Abstract

Tunneling-injection structures are incorporated in semiconductor lasers in order to overcome the fundamental dynamical limitation due to hot carrier injection by providing a carrier transport path from a cold carrier reservoir. The tunneling process itself depends on band alignment between quantum-dot levels and the injector quantum well, especially as in these devices LO-phonon scattering is dominant. Quantum dots with their first excited state near the quantum well bottom profit the most from tunnel coupling. As inhomogeneous broadening is omnipresent in quantum dot structures, this implies that individual members of the ensemble couple differently to the injector quantum well. Quantum dots with higher energy profit less, as the phonon couples to higher, less occupied states. Likewise, if the energy difference between ground state and quantum well exceeds the LO-phonon energy, scattering becomes increasingly inefficient. Therefore, within 20–30 meV, we find quantum dots that benefit substantially different from the tunnel coupling.
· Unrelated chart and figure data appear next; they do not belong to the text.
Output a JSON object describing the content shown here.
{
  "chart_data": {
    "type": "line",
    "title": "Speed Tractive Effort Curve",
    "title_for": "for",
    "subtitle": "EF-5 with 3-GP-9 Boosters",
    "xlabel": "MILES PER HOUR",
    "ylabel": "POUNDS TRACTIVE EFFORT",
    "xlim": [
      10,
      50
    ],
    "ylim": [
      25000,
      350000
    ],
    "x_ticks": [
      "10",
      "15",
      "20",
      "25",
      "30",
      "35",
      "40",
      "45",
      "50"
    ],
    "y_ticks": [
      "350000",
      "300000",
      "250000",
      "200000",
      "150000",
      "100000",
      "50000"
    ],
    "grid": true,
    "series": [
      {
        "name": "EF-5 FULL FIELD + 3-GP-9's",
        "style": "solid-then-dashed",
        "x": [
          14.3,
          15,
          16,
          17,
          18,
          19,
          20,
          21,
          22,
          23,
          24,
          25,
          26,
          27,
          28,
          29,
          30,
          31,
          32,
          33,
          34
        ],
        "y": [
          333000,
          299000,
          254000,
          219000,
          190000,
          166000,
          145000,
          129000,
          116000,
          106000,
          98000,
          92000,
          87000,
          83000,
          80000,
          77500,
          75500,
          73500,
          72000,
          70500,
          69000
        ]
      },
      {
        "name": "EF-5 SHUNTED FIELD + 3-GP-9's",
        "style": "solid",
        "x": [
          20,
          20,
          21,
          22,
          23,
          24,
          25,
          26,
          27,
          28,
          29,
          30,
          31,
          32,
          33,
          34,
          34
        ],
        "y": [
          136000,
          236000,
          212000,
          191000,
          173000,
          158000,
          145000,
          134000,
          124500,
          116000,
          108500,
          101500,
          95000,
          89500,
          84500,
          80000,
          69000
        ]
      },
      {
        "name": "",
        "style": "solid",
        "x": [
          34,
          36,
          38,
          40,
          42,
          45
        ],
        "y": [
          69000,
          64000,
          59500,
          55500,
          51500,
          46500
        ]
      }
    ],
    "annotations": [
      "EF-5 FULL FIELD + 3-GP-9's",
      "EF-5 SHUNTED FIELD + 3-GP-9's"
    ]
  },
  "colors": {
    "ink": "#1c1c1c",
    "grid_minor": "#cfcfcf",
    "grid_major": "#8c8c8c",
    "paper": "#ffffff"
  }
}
Furthermore, in quantum dots with increasing confinement depth, excited states become successively confined. Here, scattering gets more efficient again, as subsequent excited states reach the phonon resonance with the quantum well bottom. Our results provide guidelines for the optimization of tunnel-injection lasers. Theoretical results for electronic state calculations in connection with carrier–phonon and carrier–carrier scattering are compared to the experimental results of the temporal gain recovery after a short pulse perturbation.